Lula criticizes mining companies for delayed compensation for environmental disaster in Brazil

“Today marks five years since the crime that left Brumadinho (municipality in the state of Minas Gerais (southeast)) in the mud, costing lives and destroying the environment. Five years and Vale has done nothing to repair the destruction caused,” Lula told the social network X (formerly Twitter).

He estimated that “it is necessary to provide protection to the families of the victims, environmental rehabilitation and, above all, inspection and prevention in mining projects in order to prevent new tragedies such as Brumadinho and Mariana”, the latter being another dam that collapsed on November 5, 2015 and also includes Vale.

In addition to the 270 deaths, the Brumadinho tragedy also affected communities and the flora and fauna of the mining region.

There are still three bodies buried in the mud.

The mining company signed a reparation agreement with the Government of Minas Gerais, the federal and state ministries, and the Mining Public Defender's Office on February 4, 2021.
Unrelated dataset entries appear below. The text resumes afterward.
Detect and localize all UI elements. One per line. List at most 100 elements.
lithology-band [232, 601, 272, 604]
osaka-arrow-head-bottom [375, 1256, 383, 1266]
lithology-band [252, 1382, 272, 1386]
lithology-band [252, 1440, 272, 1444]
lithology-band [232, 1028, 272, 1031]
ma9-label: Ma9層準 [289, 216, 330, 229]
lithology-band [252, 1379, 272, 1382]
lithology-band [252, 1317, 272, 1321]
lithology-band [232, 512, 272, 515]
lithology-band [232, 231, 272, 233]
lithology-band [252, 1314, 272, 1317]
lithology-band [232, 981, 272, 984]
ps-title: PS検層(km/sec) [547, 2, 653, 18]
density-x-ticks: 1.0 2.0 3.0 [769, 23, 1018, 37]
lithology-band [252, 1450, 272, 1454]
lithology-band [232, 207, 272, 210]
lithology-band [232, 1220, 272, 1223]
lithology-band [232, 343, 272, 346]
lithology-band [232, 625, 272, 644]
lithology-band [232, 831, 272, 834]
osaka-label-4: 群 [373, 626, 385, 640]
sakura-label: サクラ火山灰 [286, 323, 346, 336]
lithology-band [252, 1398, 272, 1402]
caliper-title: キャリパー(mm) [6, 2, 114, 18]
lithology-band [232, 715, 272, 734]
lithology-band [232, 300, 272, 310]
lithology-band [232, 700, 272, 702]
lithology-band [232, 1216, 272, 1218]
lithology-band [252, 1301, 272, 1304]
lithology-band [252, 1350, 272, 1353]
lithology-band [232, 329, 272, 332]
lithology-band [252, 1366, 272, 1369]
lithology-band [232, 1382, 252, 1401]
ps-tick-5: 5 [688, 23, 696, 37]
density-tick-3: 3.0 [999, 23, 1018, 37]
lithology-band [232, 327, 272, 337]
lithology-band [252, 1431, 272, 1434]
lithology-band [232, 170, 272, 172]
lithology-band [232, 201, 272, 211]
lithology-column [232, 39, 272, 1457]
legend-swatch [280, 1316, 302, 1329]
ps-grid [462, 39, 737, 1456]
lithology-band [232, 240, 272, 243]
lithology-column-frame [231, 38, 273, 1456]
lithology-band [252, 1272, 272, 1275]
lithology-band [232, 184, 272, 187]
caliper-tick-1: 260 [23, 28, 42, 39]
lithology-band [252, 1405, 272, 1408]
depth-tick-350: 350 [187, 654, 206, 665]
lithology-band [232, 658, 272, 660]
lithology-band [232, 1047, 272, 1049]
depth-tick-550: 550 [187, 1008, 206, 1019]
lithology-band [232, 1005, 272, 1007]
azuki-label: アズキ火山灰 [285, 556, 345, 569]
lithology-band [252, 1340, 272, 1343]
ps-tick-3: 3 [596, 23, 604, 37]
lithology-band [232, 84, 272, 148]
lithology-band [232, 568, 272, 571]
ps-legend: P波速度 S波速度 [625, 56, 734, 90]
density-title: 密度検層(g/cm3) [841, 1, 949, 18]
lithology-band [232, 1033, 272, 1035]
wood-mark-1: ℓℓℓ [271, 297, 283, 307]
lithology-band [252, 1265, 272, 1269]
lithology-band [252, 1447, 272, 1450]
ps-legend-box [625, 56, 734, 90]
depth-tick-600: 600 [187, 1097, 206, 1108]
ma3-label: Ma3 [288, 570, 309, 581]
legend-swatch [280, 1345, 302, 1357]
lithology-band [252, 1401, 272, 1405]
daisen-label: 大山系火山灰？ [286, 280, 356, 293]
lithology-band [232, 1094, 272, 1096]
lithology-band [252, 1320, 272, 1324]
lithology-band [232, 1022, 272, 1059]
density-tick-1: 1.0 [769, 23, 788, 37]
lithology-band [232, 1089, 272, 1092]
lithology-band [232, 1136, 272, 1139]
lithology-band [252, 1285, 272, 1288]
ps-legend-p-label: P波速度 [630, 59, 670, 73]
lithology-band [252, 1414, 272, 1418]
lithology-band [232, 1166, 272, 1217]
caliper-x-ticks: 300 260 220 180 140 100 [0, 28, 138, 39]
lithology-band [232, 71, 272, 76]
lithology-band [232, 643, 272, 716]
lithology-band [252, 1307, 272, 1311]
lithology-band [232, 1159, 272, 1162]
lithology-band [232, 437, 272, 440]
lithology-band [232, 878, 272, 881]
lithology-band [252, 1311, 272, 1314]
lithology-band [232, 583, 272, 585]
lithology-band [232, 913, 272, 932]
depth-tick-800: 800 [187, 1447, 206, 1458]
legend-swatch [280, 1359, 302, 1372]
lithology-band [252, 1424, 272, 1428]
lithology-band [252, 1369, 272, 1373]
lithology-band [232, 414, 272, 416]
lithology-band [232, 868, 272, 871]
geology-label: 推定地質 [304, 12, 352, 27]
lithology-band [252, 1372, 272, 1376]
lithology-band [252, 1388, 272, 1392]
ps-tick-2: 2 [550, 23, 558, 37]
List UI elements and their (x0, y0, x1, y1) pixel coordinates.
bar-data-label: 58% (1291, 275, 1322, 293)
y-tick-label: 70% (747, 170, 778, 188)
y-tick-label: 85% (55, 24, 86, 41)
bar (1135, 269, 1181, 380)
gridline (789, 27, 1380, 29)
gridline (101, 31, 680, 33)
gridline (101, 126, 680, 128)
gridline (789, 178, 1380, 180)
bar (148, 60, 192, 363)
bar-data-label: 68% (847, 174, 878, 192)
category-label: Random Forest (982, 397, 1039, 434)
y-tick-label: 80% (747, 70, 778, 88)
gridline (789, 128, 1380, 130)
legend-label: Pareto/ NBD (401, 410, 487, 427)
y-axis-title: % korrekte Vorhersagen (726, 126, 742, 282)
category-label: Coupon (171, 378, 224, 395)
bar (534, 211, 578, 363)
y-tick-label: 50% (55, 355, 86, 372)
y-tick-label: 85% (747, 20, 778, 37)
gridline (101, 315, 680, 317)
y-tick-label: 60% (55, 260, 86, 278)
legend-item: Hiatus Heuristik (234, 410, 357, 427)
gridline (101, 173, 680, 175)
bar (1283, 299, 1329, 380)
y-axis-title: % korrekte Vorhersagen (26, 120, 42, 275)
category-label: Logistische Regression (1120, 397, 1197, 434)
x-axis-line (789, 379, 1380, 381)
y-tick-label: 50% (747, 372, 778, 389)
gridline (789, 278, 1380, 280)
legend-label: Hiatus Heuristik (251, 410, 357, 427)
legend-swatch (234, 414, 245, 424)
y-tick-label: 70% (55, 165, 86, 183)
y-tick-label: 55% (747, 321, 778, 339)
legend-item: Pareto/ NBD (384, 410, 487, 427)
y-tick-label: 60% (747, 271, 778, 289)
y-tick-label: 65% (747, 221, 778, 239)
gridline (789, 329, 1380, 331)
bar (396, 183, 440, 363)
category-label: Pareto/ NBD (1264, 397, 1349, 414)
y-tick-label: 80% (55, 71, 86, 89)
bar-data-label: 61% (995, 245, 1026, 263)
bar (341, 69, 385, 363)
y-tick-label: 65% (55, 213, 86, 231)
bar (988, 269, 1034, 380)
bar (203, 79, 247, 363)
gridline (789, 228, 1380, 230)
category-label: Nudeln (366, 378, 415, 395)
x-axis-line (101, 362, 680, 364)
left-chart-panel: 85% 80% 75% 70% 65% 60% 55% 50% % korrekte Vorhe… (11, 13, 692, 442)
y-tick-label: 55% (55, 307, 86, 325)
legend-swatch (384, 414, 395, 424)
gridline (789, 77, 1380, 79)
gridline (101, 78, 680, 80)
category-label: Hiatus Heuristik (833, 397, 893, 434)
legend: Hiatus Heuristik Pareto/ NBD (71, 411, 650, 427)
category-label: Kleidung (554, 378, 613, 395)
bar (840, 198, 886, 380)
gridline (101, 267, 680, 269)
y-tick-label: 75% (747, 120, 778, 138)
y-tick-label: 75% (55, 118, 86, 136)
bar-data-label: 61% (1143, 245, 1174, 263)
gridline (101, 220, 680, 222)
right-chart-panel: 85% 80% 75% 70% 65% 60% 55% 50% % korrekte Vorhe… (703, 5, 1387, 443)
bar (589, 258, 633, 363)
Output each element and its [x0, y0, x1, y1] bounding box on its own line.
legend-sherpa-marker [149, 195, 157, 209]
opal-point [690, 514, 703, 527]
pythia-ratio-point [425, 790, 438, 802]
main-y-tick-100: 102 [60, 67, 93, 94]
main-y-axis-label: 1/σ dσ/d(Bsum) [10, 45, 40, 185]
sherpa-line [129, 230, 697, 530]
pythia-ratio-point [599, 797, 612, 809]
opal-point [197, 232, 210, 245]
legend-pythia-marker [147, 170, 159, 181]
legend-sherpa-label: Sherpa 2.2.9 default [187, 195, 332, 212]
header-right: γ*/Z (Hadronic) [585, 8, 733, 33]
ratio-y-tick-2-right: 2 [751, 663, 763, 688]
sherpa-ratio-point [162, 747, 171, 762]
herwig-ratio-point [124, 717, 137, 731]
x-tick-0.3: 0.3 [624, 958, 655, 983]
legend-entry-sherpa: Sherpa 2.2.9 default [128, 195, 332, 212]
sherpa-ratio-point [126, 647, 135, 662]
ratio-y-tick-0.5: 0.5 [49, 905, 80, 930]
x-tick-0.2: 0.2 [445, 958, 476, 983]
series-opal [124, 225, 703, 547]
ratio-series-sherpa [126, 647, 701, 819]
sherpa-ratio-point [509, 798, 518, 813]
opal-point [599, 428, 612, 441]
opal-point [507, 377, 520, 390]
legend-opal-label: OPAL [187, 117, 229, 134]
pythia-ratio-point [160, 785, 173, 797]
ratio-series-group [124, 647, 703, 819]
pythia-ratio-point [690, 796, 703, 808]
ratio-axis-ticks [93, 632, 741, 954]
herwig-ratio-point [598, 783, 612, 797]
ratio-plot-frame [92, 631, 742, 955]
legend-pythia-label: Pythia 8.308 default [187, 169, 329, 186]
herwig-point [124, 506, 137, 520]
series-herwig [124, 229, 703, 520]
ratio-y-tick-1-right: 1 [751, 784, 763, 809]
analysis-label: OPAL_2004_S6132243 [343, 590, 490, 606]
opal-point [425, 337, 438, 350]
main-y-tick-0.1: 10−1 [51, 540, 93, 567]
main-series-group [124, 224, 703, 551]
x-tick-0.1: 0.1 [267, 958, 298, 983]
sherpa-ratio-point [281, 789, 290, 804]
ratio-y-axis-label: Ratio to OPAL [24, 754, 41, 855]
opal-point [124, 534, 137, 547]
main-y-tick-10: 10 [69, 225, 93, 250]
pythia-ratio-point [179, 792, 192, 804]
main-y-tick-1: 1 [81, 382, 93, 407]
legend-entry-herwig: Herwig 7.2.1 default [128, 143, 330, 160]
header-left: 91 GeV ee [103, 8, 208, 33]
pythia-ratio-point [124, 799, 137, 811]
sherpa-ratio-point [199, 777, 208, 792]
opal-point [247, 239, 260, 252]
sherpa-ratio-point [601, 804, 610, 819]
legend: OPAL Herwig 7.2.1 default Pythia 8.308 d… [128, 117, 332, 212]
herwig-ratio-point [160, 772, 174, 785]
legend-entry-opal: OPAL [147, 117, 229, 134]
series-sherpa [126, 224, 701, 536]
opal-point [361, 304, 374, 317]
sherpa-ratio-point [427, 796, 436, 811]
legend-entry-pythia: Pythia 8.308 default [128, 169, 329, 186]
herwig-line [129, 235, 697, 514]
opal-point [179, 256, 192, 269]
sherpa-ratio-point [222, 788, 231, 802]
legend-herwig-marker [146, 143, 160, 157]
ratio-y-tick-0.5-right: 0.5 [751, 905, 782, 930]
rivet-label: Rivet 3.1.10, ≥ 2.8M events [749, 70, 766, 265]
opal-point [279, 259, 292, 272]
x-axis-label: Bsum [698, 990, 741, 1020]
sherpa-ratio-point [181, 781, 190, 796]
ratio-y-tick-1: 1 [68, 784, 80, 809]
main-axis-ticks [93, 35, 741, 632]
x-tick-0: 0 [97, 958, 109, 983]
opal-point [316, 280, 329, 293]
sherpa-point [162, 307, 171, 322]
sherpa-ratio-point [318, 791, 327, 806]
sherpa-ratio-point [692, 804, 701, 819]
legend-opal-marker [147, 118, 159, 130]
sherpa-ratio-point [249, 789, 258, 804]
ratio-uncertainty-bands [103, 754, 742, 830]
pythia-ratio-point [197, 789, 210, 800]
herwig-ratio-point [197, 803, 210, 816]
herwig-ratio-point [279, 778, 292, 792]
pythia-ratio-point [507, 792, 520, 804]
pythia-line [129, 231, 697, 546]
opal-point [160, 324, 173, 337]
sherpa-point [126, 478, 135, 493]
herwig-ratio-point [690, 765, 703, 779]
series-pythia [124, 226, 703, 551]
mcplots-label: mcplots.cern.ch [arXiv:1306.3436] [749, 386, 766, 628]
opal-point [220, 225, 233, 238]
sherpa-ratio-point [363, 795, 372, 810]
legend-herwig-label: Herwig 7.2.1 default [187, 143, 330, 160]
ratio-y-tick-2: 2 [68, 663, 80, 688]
With an estimated value of 37.7 billion reais (about eight million dollars), the agreement defines the multinational company's commitments to the socio-economic and socio-environmental response to the disaster.

After the dam's containment dams burst on January 25, 2019, a torrent of mud and mining waste (more than 12 million cubic meters) poured out, destroying everything in its path.

Such a disaster is the seventh that the state has mourned in just 15 years, an average of more than one break every two years (1.85 years).

On this occasion, an analysis by the World Wide Fund for Nature (WWF), based on satellite images of the Brumadinho collapse and maps before the tragedy, revealed that about 125 hectares of forest were lost.

This corresponds to more than a million square meters or 125 football fields.

The area where the mining disruption occurred is part of the Mata Atlántica forest formation (neotropical plant formation found in Brazil, Paraguay and Argentina) and is transitional to the Cerrado (large national tropical savanna ecoregion), which begins a few kilometers downstream.

Given the area of ​​mud covered, the loss of habitat even affected forest groups, fragmenting and making it difficult to connect these areas.

The accident ended five calendar years of criminal proceedings with no prospect of a final trial.

Of the 16 defendants in court, at least one was not summoned.